Month: April 2013

Finding commonalities in different scientific experiments

A scientific workflow can be defined as the computational steps required for executing an in silico experiment. Scientific workflows are similar to laboratory protocols. The only difference between them is that in scientific workflows scientists run their simulations with a computer instead of in a laboratory. These kinds of workflows are becoming increasingly important for three reasons:

  1. They help the scientist researching the experiment to repeat the results and convince his/her colleagues of the validity of the method followed.
  2. They expose the inputs, intermediate results, outputs and codes of the experiment. In this regard they can be considered the log of the research, which is very useful for the reviewers of the work.
  3. They allow reproducing (and reusing) the method of the experiment to other scientists, since they just have to rerun the original experiments or use other input data.
Feature selection workflow

On the left of this post there is an example of a workflow for feature selection: each of the steps represents a computational method that performs some operation on the input data received from the previous step. The initial input is a Dataset and a set of words, and the final output the selected features.
Repositories of workflows like myExperiment, CrowdLabs and Galaxy have been created for scientists to share their scientific workflows, so a reasonable question for a scientist would be: how do these workflows relate to each other? Which are the most popular workflow fragments in the dataset? Has there really been reuse among the different workflows?

A possible way to find out these popular workflow fragments is to apply graph matching techniques. If we represent the workflow as a directed acyclic graph, we can apply existing methods to see how a set of workflows overlaps with other similar workflows in the repository. In the UPM we have been recently working on this problem, and the technique we have used is described on our last accepted work at K-CAP. The idea is to obtain the best context free grammar encoding all the workflows of the repository. The rules of the grammar will be the most common fragments among the workflows, which is exactly what we are looking for. If you want more information and examples, I encourage you to have a look at the paper.

Research Objects for dummies

Last week a new W3C community and business group was approved: the Research Object for Scholarly Communication Community Group. But what is a Research Object? Why do we need them?

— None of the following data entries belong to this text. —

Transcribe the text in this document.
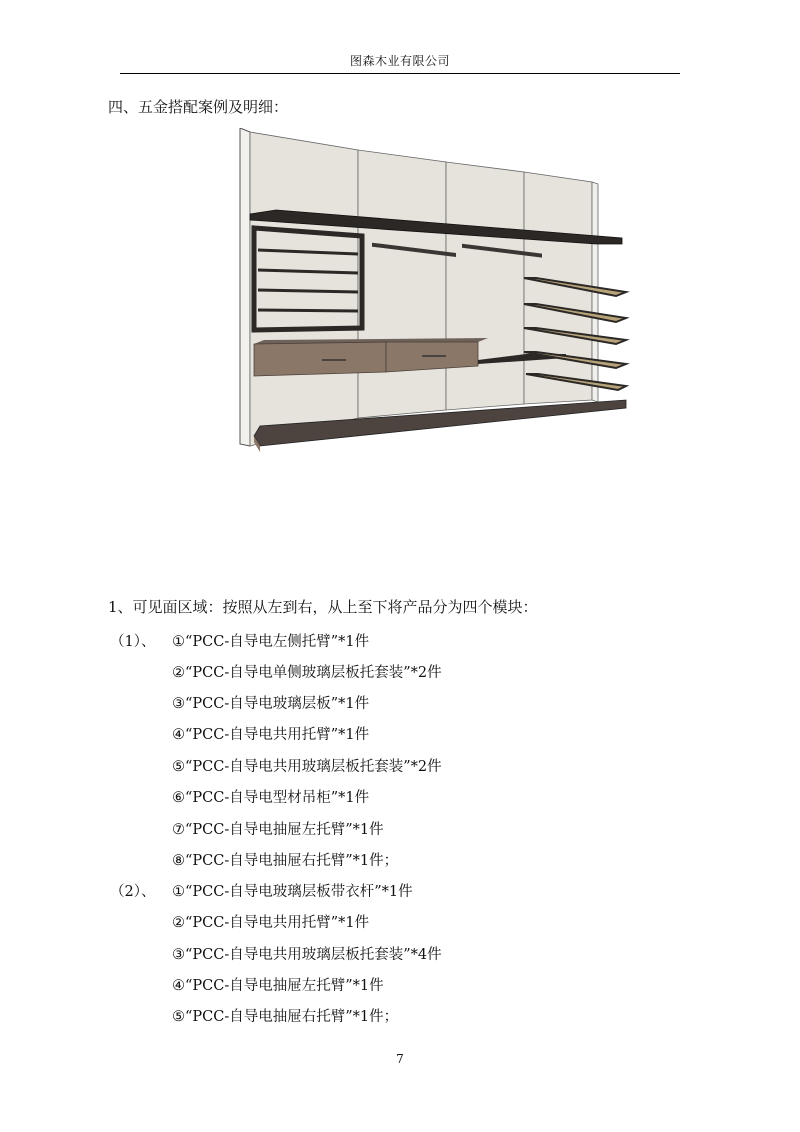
图森木业有限公司
四、五金搭配案例及明细：
1、可见面区域：按照从左到右，从上至下将产品分为四个模块：
（1）、 ①“PCC-自导电左侧托臂”*1件
②“PCC-自导电单侧玻璃层板托套装”*2件
③“PCC-自导电玻璃层板”*1件
④“PCC-自导电共用托臂”*1件
⑤“PCC-自导电共用玻璃层板托套装”*2件
⑥“PCC-自导电型材吊柜”*1件
⑦“PCC-自导电抽屉左托臂”*1件
⑧“PCC-自导电抽屉右托臂”*1件；
（2）、 ①“PCC-自导电玻璃层板带衣杆”*1件
②“PCC-自导电共用托臂”*1件
③“PCC-自导电共用玻璃层板托套装”*4件
④“PCC-自导电抽屉左托臂”*1件
⑤“PCC-自导电抽屉右托臂”*1件；
7
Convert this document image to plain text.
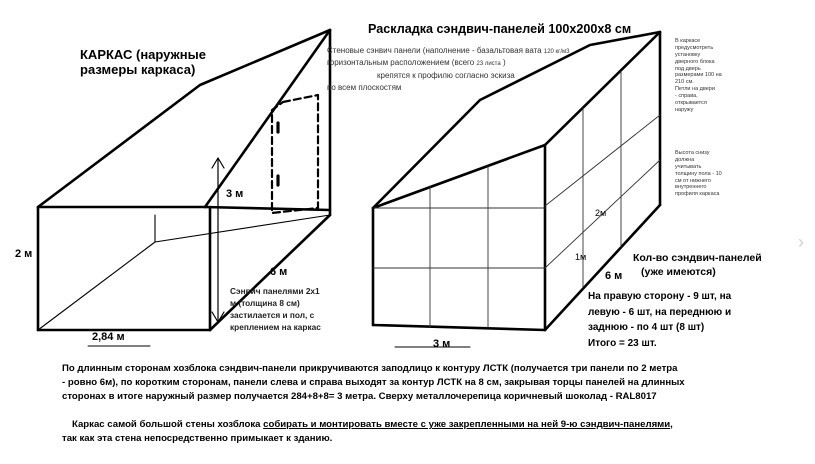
КАРКАС (наружные
размеры каркаса)
3 м
6 м
2 м
2,84 м
Сэнвич панелями 2х1
м (толщина 8 см)
застилается и пол, с
креплением на каркас
Раскладка сэндвич-панелей 100х200х8 см
Стеновые сэнвич панели (наполнение - базальтовая вата 120 кг/м3
горизонтальным расположением (всего 23 листа )
крепятся к профилю согласно эскиза
по всем плоскостям
В каркасе
предусмотреть
установку
дверного блока
под дверь
размерами 100 на
210 см.
Петли на двери
- справа,
открывается
наружу
Высота снизу
должна
учитывать
толщину пола - 10
см от нижнего
внутреннего
профиля каркаса
2м
1м
6 м
3 м
Кол-во сэндвич-панелей
(уже имеются)
На правую сторону - 9 шт, на
левую - 6 шт, на переднюю и
заднюю - по 4 шт (8 шт)
Итого = 23 шт.
По длинным сторонам хозблока сэндвич-панели прикручиваются заподлицо к контуру ЛСТК (получается три панели по 2 метра
- ровно 6м), по коротким сторонам, панели слева и справа выходят за контур ЛСТК на 8 см, закрывая торцы панелей на длинных
сторонах в итоге наружный размер получается 284+8+8= 3 метра. Сверху металлочерепица коричневый шоколад - RAL8017
Каркас самой большой стены хозблока собирать и монтировать вместе с уже закрепленными на ней 9-ю сэндвич-панелями,
так как эта стена непосредственно примыкает к зданию.
›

In a nutshell, a Research Object is a wrapper of interconnected resources and metadata bundled together to offer a context and materials for some purpose. It could be a set of papers that represent the state of the art of a project proposal, the experiments performed in a scientific experiment or even a post about Research Objects and its associated materials.

The Research Object primer explains with some examples the Workflow-Centric Research Objects, where the focus is to describe an experiment with its workflow specification and its relation to inputs, intermediate results, outputs and final publications. If you want to browse more information about the RO Model I recommend browsing this documentation.

Do you want to see an example? This RO was created from a myExperiment workflow execution, including a bundle with the provenance information, a sketch and the specification of the workflow. It even has the hypothesis the experiment aims to check.

But why is this useful? Well, having all the associated resources of an experiment scattered through the web makes it difficult for the consumer to understand the complexity of the work. For example, imagine that I have this paper, describing an experiment (link). The paper shows some tables and plots, which are made from the curated results of this web page (link), not linked from the paper. But then I also have an execution of a workflow (link), which shows a diagram of the workflow and provides pointers to all intermediate and final (non curated) data. The scientists who run the initial experiment for the paper are different from those who run the workflow, and the attribution should be noted. Also, all the links and dependencies between data can’t be inferred by just accessing to the resources. By having everything included in a Research Object, one would be able to understand what the role of each resource in the experiment is, being able to communicate it to other researchers.